What Do You Really Write About

I was reading a book recently, If on a winter’s night a traveler… by Italo Calvino and in it one of the characters developed a new way to analyze literature. She fed the text into a computer program and it counted the individual uses of each individual word. Then, she would use that information to figure out what the book was about and write academic papers on it. She used the frequency of certain words in the text to determine what the author was really writing about.

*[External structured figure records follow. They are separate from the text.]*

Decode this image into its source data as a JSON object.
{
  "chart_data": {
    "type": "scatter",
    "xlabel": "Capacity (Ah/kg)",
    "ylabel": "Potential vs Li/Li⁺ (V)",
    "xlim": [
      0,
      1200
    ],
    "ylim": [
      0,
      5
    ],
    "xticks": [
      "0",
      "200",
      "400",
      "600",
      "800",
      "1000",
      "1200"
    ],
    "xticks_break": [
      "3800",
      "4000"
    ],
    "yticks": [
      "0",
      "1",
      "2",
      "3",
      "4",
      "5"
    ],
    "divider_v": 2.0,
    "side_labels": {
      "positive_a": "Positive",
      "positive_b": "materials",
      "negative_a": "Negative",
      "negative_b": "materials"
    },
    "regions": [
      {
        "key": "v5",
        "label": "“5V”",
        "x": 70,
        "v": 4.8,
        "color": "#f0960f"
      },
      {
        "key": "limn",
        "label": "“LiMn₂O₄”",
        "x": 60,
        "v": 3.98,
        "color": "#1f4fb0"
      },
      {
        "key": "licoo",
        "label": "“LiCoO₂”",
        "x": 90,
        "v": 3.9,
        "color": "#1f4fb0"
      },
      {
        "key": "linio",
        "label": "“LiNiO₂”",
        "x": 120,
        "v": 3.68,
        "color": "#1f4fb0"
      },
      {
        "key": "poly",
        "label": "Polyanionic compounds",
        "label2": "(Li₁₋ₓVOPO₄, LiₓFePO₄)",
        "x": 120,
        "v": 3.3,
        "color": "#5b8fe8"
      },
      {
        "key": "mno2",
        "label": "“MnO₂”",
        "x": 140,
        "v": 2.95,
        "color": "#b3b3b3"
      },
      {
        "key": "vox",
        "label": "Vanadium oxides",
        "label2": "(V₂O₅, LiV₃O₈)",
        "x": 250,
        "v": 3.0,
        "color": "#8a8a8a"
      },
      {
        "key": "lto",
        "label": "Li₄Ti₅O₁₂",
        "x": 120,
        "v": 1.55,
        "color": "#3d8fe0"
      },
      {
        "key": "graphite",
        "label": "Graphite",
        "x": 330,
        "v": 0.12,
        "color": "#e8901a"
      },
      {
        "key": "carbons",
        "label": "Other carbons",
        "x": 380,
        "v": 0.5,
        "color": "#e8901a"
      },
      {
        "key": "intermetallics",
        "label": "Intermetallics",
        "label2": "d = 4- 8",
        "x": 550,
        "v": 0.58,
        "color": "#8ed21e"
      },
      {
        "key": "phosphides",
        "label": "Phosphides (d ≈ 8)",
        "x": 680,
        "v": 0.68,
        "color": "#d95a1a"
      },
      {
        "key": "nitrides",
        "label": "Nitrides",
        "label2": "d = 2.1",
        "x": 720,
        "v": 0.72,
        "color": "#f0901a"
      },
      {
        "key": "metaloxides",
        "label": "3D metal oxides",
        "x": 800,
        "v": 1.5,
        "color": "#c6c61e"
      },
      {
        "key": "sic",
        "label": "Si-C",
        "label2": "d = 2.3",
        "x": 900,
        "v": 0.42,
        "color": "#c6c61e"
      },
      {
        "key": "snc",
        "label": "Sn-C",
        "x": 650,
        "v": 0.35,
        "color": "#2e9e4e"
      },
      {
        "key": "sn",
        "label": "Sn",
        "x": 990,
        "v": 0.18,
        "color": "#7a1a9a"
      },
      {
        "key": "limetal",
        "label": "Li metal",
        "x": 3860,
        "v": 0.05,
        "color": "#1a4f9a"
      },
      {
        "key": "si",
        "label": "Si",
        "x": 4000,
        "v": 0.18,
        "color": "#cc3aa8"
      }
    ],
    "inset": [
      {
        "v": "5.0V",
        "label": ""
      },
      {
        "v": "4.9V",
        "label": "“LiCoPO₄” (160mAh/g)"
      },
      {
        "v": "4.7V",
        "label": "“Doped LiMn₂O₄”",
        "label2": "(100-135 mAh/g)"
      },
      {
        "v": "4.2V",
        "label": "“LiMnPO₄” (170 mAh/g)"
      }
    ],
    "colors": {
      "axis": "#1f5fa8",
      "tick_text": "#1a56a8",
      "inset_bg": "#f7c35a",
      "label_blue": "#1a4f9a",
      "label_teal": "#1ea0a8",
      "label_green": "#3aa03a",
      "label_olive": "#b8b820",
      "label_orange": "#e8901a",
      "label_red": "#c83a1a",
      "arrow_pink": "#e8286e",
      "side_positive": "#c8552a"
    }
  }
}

This got me thinking. It would be interesting to see what words I use the most; maybe it would be insightful to see what I really write about, to see if there is some underlying theme that I don’t realize I’m writing about. But I don’t have a specific computer program for this purpose and I don’t know how to write code. Then it hit me: Wordle. There is a way to enter a URL and it will analyze all the content on that site and create a word cloud. Unfortunately, that didn’t work for me, so I just copied and pasted the text from all my blogposts into a word doc, then I copied and pasted that into Wordle. 30,000+ words. The above picture is the result.

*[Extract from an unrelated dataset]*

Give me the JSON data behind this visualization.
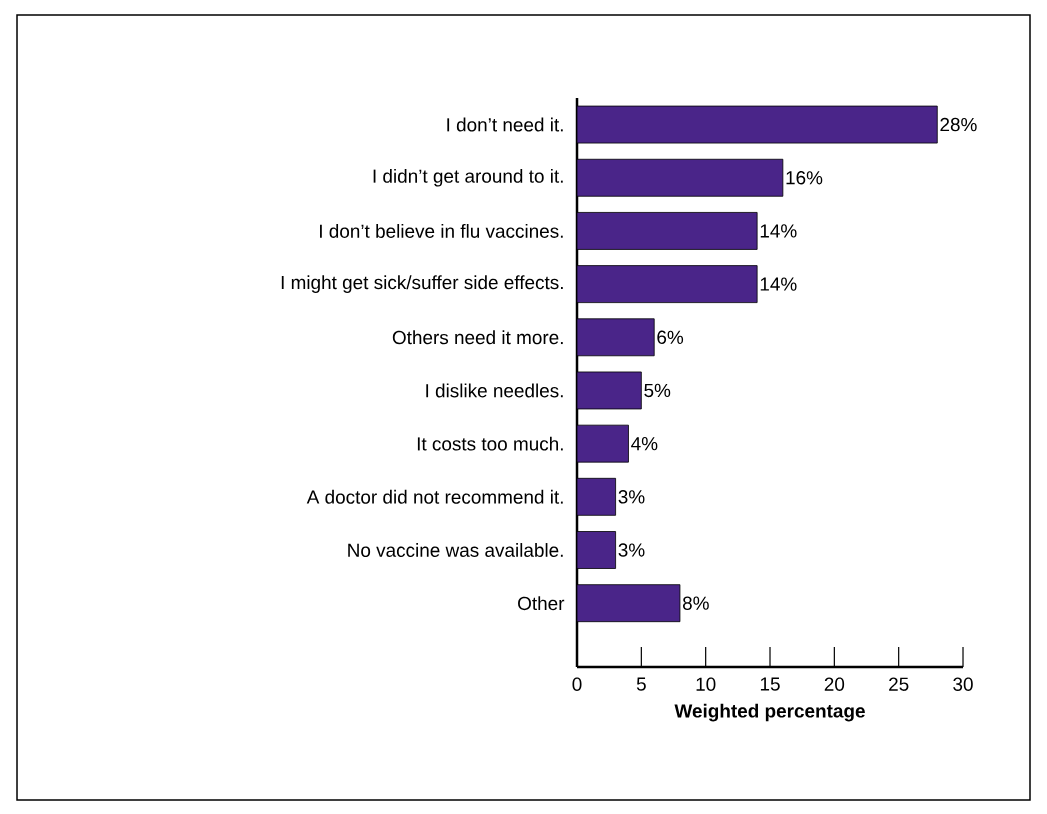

It’s interesting to see what I talk about the most. The biggest words are “kids,” “story,” and “students,” followed “time,” “class,” and “Roberta,” the name of one of the main characters in a series of stories I wrote on the site. These words are all big and in the center of the he word cloud, which is exactly where they should be. They are the main focus of my instruction.

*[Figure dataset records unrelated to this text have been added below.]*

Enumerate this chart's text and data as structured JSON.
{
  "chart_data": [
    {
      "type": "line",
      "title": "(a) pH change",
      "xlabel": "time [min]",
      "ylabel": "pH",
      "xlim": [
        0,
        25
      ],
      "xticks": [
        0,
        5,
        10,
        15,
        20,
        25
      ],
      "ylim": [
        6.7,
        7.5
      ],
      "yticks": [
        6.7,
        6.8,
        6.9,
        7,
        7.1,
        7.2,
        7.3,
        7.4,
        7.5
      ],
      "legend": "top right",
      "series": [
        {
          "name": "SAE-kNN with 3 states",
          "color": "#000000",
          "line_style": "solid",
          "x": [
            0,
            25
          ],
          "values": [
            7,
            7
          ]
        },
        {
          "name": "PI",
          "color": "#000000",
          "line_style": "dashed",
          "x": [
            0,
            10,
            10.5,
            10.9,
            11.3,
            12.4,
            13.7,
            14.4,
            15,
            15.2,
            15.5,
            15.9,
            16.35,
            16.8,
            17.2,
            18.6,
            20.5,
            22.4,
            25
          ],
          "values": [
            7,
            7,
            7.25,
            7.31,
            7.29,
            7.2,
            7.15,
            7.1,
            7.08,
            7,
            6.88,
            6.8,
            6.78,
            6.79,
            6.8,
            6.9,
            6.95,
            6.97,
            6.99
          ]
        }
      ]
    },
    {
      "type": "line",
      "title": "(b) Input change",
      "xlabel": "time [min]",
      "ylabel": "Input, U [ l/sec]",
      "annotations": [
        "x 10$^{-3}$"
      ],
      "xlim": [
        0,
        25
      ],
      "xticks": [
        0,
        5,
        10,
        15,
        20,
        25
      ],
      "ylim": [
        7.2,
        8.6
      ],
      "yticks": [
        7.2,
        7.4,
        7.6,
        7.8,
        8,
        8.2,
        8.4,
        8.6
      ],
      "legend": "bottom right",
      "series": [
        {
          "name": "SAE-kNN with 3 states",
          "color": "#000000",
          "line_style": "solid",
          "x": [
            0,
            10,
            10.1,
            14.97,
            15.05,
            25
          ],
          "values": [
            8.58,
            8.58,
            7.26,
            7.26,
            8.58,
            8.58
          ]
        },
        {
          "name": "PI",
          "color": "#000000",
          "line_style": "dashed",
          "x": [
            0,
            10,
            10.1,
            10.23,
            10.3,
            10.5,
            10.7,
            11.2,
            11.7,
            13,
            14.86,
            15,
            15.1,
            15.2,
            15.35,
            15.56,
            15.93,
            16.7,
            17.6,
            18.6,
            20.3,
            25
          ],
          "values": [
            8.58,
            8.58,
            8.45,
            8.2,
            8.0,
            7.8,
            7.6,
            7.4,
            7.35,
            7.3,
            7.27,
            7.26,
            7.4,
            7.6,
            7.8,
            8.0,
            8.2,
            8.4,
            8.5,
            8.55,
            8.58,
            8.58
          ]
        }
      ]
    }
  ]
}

It’s also interesting to think about what is small or not there: not much about textbook activities or conjugation. “Grammar” is there, but it is small and out of the way, which is exactly the way that it should be in my classroom: something that should be there, but not the main focus of the class and definitely not at the center of instruction.

It’s definitely an eye-opening experience to find trends that come up unconsciously in my writing and I encourage you out there in the blog world to do the same: see what kinds of things you focus on and what things you don’t talk about.